30 godzin przed katastrofą w Smoleńsku Tu-154M zderzył się z ptakiem

30 godzin przed katastrofą w Smoleńsku Tu-154M zderzył się z ptakiem

Dodano:   /  Zmieniono: 
Tu-154M na 30 godzin przed katastrofą w Smoleńsku wziął udział w niewielkiej kolizji powietrznej w czasie lotu z Pragi do Warszawy. Na wysokości 1220 metrów w kadłub samolotu uderzył jakiś obiekt - prawdopodobnie ptak - ujawnia "Rzeczpospolita".
Meldunek o tym incydencie piloci złożyli dowódcy 36 Specjalnego Pułku Lotnictwa Transportowego. Mimo zdarzenia Tu-154M kontynuował lot do Polski. Na pokładzie samolotu znajdował się m.in. premier Donald Tusk wracający do Warszawy ze spotkania z Barackiem Obamą.
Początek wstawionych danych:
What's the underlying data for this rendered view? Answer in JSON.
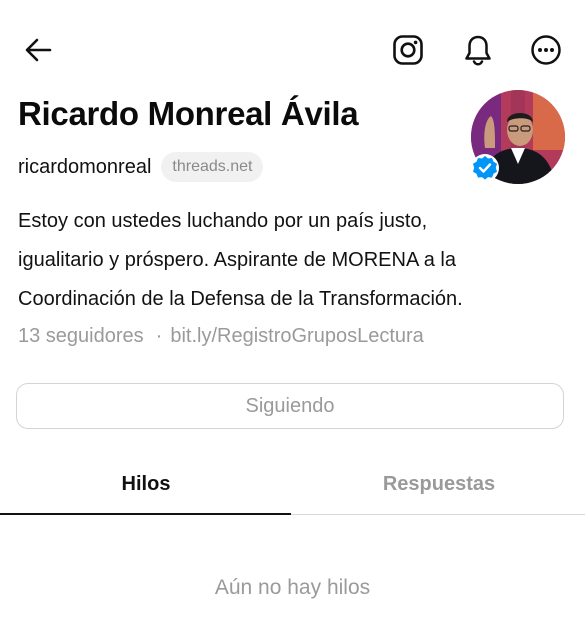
{
  "header": {
    "icons": [
      "arrow-left-icon",
      "instagram-icon",
      "bell-icon",
      "more-icon"
    ]
  },
  "profile": {
    "name": "Ricardo Monreal Ávila",
    "handle": "ricardomonreal",
    "domain": "threads.net",
    "verified": true,
    "bio_lines": [
      "Estoy con ustedes luchando por un país justo,",
      "igualitario y próspero. Aspirante de MORENA a la",
      "Coordinación de la Defensa de la Transformación."
    ],
    "followers": "13 seguidores",
    "separator": "·",
    "link": "bit.ly/RegistroGruposLectura"
  },
  "actions": {
    "follow_label": "Siguiendo"
  },
  "tabs": [
    {
      "label": "Hilos",
      "active": true
    },
    {
      "label": "Respuestas",
      "active": false
    }
  ],
  "feed": {
    "empty_message": "Aún no hay hilos"
  },
  "colors": {
    "text": "#101010",
    "muted": "#9a9a9a",
    "verified": "#0095f6",
    "border": "#d4d4d4"
  }
}
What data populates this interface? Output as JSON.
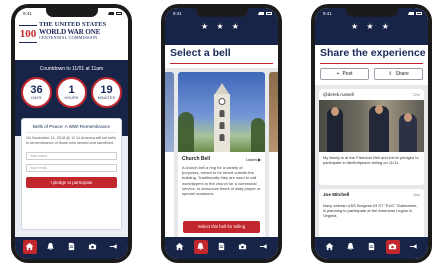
{
  "status": {
    "time": "9:41"
  },
  "phone1": {
    "logo_number": "100",
    "logo_line1": "THE UNITED STATES",
    "logo_line2": "WORLD WAR ONE",
    "logo_line3": "CENTENNIAL COMMISSION",
    "countdown_title": "Countdown to 11/01 at 11am",
    "days": "36",
    "days_label": "DAYS",
    "hours": "1",
    "hours_label": "HOURS",
    "minutes": "19",
    "minutes_label": "MINUTES",
    "card_title": "Bells of Peace: A WWI Remembrance",
    "card_text": "On November 11, 2018 @ 11 11 America will toll bells in remembrance of those who served and sacrificed.",
    "name_placeholder": "Your name",
    "email_placeholder": "Your email",
    "pledge_button": "I pledge to participate"
  },
  "phone2": {
    "stars": "★ ★ ★",
    "headline": "Select a bell",
    "bell_title": "Church Bell",
    "listen_label": "Listen ▶",
    "bell_description": "A church bell a ring for a variety of purposes, meant to be heard outside the building. Traditionally they are used to call worshippers to the church for a communal service, to announce times of daily prayer or special occasions.",
    "select_button": "Select this bell for tolling"
  },
  "phone3": {
    "stars": "★ ★ ★",
    "headline": "Share the experience",
    "post_button": "Post",
    "share_button": "Share",
    "post1_user": "@derek.russell",
    "post1_meta": "22m",
    "post1_text": "My family is at the Freedom Bell and we've pledged to participate in #belloftpeace tolling on 11/11.",
    "post2_user": "Joe Mitchell",
    "post2_meta": "45m",
    "post2_text": "Navy veteran USS Burgess 03 ST \"EUC\" Submarine, is planning to participate at the American Legion in Virginia."
  },
  "tabs": [
    "home-icon",
    "bell-icon",
    "document-icon",
    "camera-icon",
    "bugle-icon"
  ],
  "colors": {
    "navy": "#182348",
    "red": "#c1272d"
  }
}
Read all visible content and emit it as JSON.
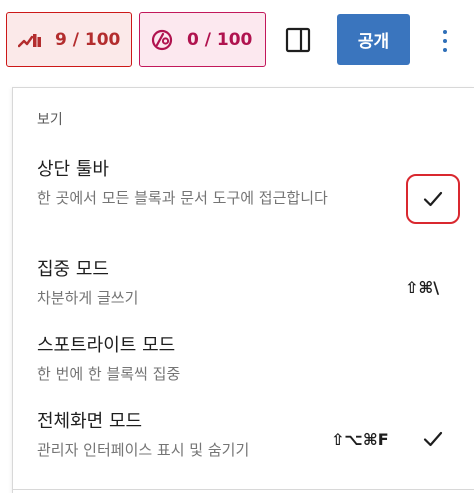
{
  "toolbar": {
    "seo_score": "9 / 100",
    "readability_score": "0 / 100",
    "publish_label": "공개",
    "accent_color": "#3a75be",
    "seo_color": "#cc1818",
    "readability_color": "#c2185b"
  },
  "menu": {
    "group_title": "보기",
    "items": [
      {
        "title": "상단 툴바",
        "description": "한 곳에서 모든 블록과 문서 도구에 접근합니다",
        "shortcut": "",
        "checked": true
      },
      {
        "title": "집중 모드",
        "description": "차분하게 글쓰기",
        "shortcut": "⇧⌘\\",
        "checked": false
      },
      {
        "title": "스포트라이트 모드",
        "description": "한 번에 한 블록씩 집중",
        "shortcut": "",
        "checked": false
      },
      {
        "title": "전체화면 모드",
        "description": "관리자 인터페이스 표시 및 숨기기",
        "shortcut": "⇧⌥⌘F",
        "checked": true
      }
    ]
  }
}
Czy piloci zachowali się odpowiedzialnie? – Takie zderzenia w powietrzu mogą być groźne w skutkach. Należy pamiętać, że na wysokości 2 tys. metrów, gdy w maszynę uderzy ptak wielkości mewy, uderzenie może mieć siłę 2 ton – mówi o incydencie były pilot wojskowy kpt. Robert Zawada . Jego słowa potwierdza Tomasz Hypki. – Po czymś takim się ląduje. Nie wiadomo, jak dużą szkodę wyrządził ptak i jakie to mogło mieć znaczenie dla bezpieczeństwa – dodaje Dariusz Szpineta, pilot i instruktor lotniczy. Po przylocie do Warszawy i przeglądzie maszyny nie stwierdzono uszkodzeń. Na kadłubie widoczne były jedynie odpryski powłoki lakierowej w miejscu uderzenia - głosi meldunek do dowódcy pułku.

Zdaniem pilotów, z którymi rozmawiała "Rzeczpospolita" załoga Tu-154M złamała przepisy bezpieczeństwa. – To przykład, że załoga świadomie nie przerwała zadania mimo oczywistego zagrożenia, jakie może nieść ze sobą zderzenie z ptakiem w powietrzu - wyjaśnia mjr Arkadiusz Szczęsny, były pilot i instruktor Sił Powietrznych. - Pilot nie mógł wiedzieć, co się stało, co uderzyło w samolot, a jeśli dodatkowo w kabinie słychać było uderzenie, musiało być ono dość silne – dodaje kpt. Zawada.